Cardiac overexpression of constitutively active Galpha q causes angiotensin II type1 receptor activation, leading to progressive heart failure and ventricular arrhythmias in transgenic mice

• Published in: PloS one Vol. 9; no. 8; p. e106354
• Main Authors: Matsushita, Naoko, Kashihara, Toshihide, Shimojo, Hisashi, Suzuki, Satoshi, Nakada, Tsutomu, Takeishi, Yasuchika, Mende, Ulrike, Taira, Eiichi, Yamada, Mitsuhiko, Sanbe, Atsushi, Hirose, Masamichi
• Format: Journal Article
• Language: English
• Published: United States Public Library of Science 29.08.2014; Public Library of Science (PLoS)

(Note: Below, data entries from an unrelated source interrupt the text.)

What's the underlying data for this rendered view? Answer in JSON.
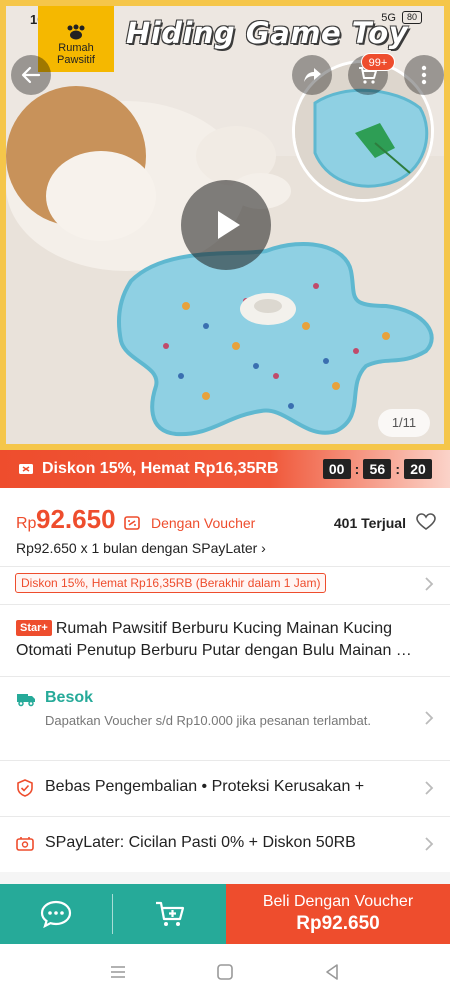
{
  "status_bar": {
    "time": "10.05",
    "network": "5G",
    "battery": "80"
  },
  "hero": {
    "brand_logo": "Rumah Pawsitif",
    "title": "Hiding Game Toy",
    "cart_badge": "99+",
    "image_counter": "1/11",
    "icons": [
      "back-arrow-icon",
      "share-icon",
      "cart-icon",
      "more-icon",
      "play-icon"
    ]
  },
  "flash_sale": {
    "text": "Diskon 15%, Hemat Rp16,35RB",
    "countdown": [
      "00",
      "56",
      "20"
    ]
  },
  "price": {
    "currency": "Rp",
    "value": "92.650",
    "voucher_label": "Dengan Voucher",
    "sold": "401 Terjual",
    "spaylater": "Rp92.650 x 1 bulan dengan SPayLater ›"
  },
  "discount": {
    "chip": "Diskon 15%, Hemat Rp16,35RB (Berakhir dalam 1 Jam)"
  },
  "product": {
    "badge": "Star+",
    "title_line1": "Rumah Pawsitif Berburu Kucing Mainan Kucing",
    "title_line2": "Otomati Penutup Berburu Putar dengan Bulu Mainan …"
  },
  "shipping": {
    "title": "Besok",
    "desc": "Dapatkan Voucher s/d Rp10.000 jika pesanan terlambat."
  },
  "rows": {
    "returns": "Bebas Pengembalian  •  Proteksi Kerusakan +",
    "spaylater": "SPayLater: Cicilan Pasti 0% + Diskon 50RB"
  },
  "action_bar": {
    "buy_label": "Beli Dengan Voucher",
    "buy_price": "Rp92.650"
  },
  "colors": {
    "accent": "#ee4d2d",
    "teal": "#26aa99",
    "frame": "#f5c64a"
  }
}
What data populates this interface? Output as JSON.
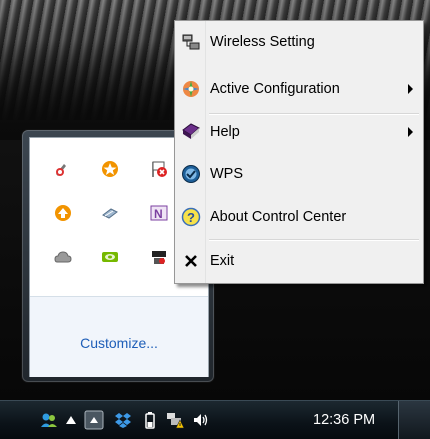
{
  "menu": {
    "items": [
      {
        "label": "Wireless Setting",
        "icon": "wireless-network-icon",
        "submenu": false
      },
      {
        "label": "Active Configuration",
        "icon": "configuration-icon",
        "submenu": true
      },
      {
        "label": "Help",
        "icon": "help-book-icon",
        "submenu": true
      },
      {
        "label": "WPS",
        "icon": "wps-icon",
        "submenu": false
      },
      {
        "label": "About Control Center",
        "icon": "about-question-icon",
        "submenu": false
      },
      {
        "label": "Exit",
        "icon": "exit-x-icon",
        "submenu": false
      }
    ]
  },
  "tray": {
    "customize_label": "Customize...",
    "icons": [
      "network-app-icon",
      "orange-star-icon",
      "flag-error-icon",
      "orange-arrow-icon",
      "network-cable-icon",
      "onenote-icon",
      "cloud-icon",
      "nvidia-icon",
      "network-tool-icon"
    ]
  },
  "taskbar": {
    "clock": "12:36 PM",
    "icons": [
      "people-icon",
      "show-hidden-arrow-icon",
      "action-center-icon",
      "dropbox-icon",
      "battery-icon",
      "network-warning-icon",
      "volume-icon"
    ]
  },
  "colors": {
    "link": "#1e5eb8",
    "taskbar": "#0b1218",
    "menu_bg": "#f0f0f0"
  }
}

• Subjects: Action potential; Activation; Adaptor Proteins, Signal Transducing - genetics; Adaptor Proteins, Signal Transducing - metabolism; Angiotensin AT1 receptors; Angiotensin II; Angiotensins; Animal experimentation; Animals; Arrhythmia; Atrial Natriuretic Factor - metabolism; Blood pressure; Collagen; Collagen (type I); Collagen Type I - metabolism; Connective tissue growth factor; Contraction; Disease Models, Animal; EKG; Electrocardiography; Fibrosis; Gene expression; Gene Expression Regulation - drug effects; Genetic engineering; GTP-Binding Protein alpha Subunits, Gq-G11 - genetics; Heart; Heart diseases; Heart failure; Heart Failure - genetics; Heart Failure - physiopathology; Heart Failure - prevention & control; Hypertrophy; Imidazoles - administration & dosage; Kinases; Major histocompatibility complex; Medicine and Health Sciences; Mice; Mice, Transgenic; Myosin Heavy Chains - metabolism; Peptidyl-dipeptidase A; Proteins; Receptor mechanisms; Rodents; Tetrazoles - administration & dosage; Transgenic mice; Transient receptor potential proteins; Ventricle; Ventricular Premature Complexes - genetics; Ventricular Premature Complexes - physiopathology; Ventricular Premature Complexes - prevention & control; Rhode Island; United States > US; Japan
• ISSN: 1932-6203; 1932-6203
• DOI: 10.1371/journal.pone.0106354

Transgenic mice with transient cardiac expression of constitutively active Galpha q (Gαq-TG) exhibt progressive heart failure and ventricular arrhythmias after the initiating stimulus of transfected constitutively active Gαq becomes undetectable. However, the mechanisms are still unknown. We examined the effects of chronic administration of olmesartan on heart failure and ventricular arrhythmia in Gαq-TG mice. Olmesartan (1 mg/kg/day) or vehicle was chronically administered to Gαq-TG from 6 to 32 weeks of age, and all experiments were performed in mice at the age of 32 weeks. Chronic olmesartan administration prevented the severe reduction of left ventricular fractional shortening, and inhibited ventricular interstitial fibrosis and ventricular myocyte hypertrophy in Gαq-TG. Electrocardiogram demonstrated that premature ventricular contraction (PVC) was frequently (more than 20 beats/min) observed in 9 of 10 vehicle-treated Gαq-TG but in none of 10 olmesartan-treated Gαq-TG. The collected QT interval and monophasic action potential duration in the left ventricle were significantly shorter in olmesartan-treated Gαq-TG than in vehicle-treated Gαq-TG. CTGF, collagen type 1, ANP, BNP, and β-MHC gene expression was increased and olmesartan significantly decreased the expression of these genes in Gαq-TG mouse ventricles. The expression of canonical transient receptor potential (TRPC) 3 and 6 channel and angiotensin converting enzyme (ACE) proteins but not angiotensin II type 1 (AT1) receptor was increased in Gαq-TG ventricles compared with NTG mouse ventricles. Olmesartan significantly decreased TRPC6 and tended to decrease ACE expressions in Gαq-TG. Moreover, it increased AT1 receptor in Gαq-TG. These findings suggest that angiotensin II type 1 receptor activation plays an important role in the development of heart failure and ventricular arrhythmia in Gαq-TG mouse model of heart failure.